# “Hunger, filth, fear and death”: remembering life before the NHS



## Northerner (Feb 21, 2016)

Harry Leslie Smith, a 91-year-old RAF veteran born into an impoverished mining family, recalls a Britain without a welfare state.

Over 90 years ago, I was born in Barnsley, Yorkshire, to a working-class family. Poverty was as natural to us as great wealth and power were to the aristocracy of that age. Like his father and grandfather before him, my dad, Albert, eked out a meagre existence as a miner, working hundreds of feet below the surface, smashing the rock face with a pickaxe, searching for coal.

Hard work and poor wages didn’t turn my dad into a radical. They did, however, make him an idealist, because he believed that a fair wage, education, trade unions and universal suffrage were the means to a prosperous democracy. He endured brutal working conditions but they never hardened his spirit against his family or his comrades in the pits.

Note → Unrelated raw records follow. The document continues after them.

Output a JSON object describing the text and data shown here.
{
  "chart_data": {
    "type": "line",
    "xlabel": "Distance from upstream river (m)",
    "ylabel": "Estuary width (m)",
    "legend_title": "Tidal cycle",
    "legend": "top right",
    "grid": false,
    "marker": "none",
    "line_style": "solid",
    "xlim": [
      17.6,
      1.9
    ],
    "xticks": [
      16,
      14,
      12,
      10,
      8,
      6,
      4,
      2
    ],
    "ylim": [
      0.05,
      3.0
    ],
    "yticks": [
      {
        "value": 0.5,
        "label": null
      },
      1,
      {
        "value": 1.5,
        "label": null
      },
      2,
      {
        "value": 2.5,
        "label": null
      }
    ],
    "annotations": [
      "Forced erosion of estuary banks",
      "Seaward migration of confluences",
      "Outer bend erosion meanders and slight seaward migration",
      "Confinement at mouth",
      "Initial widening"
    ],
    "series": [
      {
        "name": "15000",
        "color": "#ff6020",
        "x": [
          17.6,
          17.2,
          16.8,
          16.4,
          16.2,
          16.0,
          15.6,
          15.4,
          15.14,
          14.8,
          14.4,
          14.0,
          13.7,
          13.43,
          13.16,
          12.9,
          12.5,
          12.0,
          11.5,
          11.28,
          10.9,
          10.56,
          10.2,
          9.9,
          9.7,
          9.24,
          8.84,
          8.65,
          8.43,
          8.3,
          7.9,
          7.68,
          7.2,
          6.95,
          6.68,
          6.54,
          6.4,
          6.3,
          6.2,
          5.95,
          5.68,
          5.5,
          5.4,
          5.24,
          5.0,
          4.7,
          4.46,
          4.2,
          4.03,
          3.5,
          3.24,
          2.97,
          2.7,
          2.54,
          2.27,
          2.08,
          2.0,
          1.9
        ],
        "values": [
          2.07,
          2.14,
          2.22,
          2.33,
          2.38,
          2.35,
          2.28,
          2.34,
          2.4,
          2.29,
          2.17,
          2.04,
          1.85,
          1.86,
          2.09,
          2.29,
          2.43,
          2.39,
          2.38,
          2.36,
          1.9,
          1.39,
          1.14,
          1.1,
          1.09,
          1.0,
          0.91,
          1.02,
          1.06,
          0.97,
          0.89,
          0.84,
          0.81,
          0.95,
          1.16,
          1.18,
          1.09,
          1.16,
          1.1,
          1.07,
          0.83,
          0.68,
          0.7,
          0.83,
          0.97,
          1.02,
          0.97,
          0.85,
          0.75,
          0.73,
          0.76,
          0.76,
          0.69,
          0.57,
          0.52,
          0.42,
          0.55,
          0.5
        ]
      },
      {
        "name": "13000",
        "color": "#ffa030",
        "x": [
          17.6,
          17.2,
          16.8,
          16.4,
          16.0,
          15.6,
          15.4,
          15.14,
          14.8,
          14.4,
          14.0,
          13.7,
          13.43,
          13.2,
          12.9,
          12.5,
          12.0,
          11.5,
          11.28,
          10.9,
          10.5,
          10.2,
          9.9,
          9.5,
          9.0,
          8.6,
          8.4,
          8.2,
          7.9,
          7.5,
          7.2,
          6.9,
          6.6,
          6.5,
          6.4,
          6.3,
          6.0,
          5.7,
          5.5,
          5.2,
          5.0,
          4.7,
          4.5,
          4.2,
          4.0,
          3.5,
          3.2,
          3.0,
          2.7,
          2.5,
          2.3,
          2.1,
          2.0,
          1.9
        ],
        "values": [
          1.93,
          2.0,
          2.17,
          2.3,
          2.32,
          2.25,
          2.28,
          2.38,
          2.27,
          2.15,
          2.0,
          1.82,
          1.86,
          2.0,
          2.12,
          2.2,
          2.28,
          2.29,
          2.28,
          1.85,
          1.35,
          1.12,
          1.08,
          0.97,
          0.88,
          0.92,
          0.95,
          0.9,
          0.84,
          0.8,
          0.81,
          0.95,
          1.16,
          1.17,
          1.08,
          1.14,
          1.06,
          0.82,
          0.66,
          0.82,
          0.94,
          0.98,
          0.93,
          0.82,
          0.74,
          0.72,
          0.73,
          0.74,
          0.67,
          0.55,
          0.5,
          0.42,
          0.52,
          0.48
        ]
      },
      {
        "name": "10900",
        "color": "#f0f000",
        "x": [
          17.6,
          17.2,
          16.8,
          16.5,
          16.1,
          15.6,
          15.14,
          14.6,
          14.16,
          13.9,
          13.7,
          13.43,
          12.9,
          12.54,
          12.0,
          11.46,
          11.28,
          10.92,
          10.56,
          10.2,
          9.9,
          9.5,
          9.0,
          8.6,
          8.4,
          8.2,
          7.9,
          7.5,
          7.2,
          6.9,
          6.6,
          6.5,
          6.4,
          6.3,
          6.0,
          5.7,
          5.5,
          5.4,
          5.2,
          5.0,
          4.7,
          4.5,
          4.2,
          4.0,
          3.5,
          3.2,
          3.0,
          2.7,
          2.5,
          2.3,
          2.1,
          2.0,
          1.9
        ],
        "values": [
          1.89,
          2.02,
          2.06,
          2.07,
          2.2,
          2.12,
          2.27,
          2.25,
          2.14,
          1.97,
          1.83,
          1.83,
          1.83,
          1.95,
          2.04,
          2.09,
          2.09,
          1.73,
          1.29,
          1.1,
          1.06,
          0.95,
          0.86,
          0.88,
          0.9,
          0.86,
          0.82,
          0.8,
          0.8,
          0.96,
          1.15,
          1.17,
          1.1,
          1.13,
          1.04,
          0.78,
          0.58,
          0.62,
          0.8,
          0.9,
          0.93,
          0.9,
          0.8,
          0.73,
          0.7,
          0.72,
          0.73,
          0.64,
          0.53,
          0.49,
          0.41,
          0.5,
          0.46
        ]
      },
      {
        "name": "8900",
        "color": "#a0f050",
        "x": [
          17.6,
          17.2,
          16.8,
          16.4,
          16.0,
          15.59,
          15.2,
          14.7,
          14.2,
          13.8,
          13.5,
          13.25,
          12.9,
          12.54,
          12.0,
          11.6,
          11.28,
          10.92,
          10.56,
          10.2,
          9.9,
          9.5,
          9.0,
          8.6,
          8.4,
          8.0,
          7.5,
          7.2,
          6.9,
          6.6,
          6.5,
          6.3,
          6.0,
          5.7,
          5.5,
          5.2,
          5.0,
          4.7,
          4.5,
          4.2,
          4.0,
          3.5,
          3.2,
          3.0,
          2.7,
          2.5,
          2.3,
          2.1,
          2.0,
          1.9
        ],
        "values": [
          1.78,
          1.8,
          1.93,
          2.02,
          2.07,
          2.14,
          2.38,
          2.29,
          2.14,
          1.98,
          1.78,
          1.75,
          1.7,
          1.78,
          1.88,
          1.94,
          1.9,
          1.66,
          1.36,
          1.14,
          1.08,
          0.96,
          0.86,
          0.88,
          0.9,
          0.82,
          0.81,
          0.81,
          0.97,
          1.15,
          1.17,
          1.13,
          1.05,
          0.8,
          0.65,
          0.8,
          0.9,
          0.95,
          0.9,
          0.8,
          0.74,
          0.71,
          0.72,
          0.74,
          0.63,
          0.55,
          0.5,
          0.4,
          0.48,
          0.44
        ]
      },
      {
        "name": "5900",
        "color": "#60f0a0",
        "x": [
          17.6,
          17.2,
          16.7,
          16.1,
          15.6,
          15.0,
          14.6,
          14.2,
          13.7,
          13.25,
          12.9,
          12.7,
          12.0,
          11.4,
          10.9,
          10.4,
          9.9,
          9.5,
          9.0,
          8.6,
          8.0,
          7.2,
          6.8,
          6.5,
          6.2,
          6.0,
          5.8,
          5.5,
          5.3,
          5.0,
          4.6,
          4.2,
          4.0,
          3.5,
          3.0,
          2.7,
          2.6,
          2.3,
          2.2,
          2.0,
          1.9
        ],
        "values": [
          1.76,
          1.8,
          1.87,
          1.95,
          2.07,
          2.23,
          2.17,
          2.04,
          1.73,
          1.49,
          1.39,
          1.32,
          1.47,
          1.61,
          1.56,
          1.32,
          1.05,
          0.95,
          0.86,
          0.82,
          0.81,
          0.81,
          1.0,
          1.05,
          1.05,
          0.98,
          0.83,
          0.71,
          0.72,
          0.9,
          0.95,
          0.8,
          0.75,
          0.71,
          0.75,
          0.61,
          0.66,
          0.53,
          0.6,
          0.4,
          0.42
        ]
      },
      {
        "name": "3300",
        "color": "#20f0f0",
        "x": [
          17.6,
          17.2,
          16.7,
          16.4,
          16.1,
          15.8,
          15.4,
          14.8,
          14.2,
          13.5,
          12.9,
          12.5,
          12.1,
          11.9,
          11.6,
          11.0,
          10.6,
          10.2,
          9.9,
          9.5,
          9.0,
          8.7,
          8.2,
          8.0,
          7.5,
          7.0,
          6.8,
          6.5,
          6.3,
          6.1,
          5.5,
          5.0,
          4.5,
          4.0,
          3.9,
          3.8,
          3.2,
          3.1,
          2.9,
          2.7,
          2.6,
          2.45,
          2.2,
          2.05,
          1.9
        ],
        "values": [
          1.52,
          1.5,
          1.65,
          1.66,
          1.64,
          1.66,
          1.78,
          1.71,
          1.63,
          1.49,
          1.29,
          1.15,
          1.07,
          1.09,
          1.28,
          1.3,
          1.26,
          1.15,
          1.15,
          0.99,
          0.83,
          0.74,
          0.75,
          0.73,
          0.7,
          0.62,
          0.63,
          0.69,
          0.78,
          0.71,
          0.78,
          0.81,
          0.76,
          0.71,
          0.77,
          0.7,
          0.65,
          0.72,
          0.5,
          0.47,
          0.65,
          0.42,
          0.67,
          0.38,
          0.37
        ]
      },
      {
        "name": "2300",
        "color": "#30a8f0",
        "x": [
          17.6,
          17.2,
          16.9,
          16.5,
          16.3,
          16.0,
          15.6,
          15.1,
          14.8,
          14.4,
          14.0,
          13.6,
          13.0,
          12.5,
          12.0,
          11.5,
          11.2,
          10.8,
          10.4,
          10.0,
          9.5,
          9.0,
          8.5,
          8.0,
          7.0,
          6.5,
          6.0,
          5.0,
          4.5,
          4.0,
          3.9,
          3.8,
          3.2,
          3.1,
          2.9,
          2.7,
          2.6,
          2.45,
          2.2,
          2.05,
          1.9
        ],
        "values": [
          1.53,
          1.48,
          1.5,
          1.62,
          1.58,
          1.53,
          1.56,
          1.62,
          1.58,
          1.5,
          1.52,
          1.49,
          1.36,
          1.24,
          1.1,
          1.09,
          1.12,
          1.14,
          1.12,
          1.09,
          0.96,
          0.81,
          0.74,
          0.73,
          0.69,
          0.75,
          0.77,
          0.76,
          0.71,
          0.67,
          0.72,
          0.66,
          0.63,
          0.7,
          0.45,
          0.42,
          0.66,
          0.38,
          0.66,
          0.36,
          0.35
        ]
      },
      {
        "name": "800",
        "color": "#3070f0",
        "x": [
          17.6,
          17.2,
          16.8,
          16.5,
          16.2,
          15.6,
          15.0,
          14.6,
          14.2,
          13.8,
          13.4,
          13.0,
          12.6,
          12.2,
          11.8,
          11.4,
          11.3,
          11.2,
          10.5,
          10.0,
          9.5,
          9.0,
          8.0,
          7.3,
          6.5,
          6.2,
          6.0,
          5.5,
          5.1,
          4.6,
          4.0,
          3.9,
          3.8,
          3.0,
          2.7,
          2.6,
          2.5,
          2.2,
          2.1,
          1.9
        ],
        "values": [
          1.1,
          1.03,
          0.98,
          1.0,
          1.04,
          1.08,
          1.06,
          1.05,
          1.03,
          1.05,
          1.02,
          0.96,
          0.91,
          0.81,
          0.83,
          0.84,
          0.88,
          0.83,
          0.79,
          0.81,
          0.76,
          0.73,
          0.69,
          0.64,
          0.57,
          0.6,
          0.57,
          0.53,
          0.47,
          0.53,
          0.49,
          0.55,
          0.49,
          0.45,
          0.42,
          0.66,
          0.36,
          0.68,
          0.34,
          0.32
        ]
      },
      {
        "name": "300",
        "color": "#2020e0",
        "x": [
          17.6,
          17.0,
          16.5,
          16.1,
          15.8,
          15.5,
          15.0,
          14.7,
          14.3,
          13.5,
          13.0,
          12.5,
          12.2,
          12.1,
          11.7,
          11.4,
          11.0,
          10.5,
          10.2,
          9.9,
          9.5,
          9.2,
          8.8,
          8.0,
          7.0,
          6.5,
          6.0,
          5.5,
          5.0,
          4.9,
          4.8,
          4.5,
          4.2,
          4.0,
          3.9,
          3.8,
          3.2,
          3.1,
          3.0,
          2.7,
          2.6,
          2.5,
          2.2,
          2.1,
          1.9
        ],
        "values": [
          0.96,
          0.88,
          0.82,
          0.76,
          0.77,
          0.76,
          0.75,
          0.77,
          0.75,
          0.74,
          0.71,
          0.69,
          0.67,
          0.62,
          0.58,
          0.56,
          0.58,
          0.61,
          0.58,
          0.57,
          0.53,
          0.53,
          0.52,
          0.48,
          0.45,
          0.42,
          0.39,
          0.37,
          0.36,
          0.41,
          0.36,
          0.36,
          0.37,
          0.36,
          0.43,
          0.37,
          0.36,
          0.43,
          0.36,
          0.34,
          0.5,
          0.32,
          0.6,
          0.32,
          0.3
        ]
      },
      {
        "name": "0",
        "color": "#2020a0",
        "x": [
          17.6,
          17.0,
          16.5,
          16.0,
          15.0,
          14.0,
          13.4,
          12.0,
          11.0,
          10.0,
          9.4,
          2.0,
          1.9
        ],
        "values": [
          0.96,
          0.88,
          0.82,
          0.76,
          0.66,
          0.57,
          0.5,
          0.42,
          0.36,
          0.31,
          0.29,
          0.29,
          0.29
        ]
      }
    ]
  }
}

Instead, the harsh grind of work made his soul as gentle as a beast of burden that toiled in desolate fields for the profit of others.

http://www.newstatesman.com/politics/2014/10/hunger-filth-fear-and-death-remembering-life-nhs


----------



## AlisonM (Feb 21, 2016)

Fascinating article, it - and the book too - should be required reading the denizens of Westmonster.


----------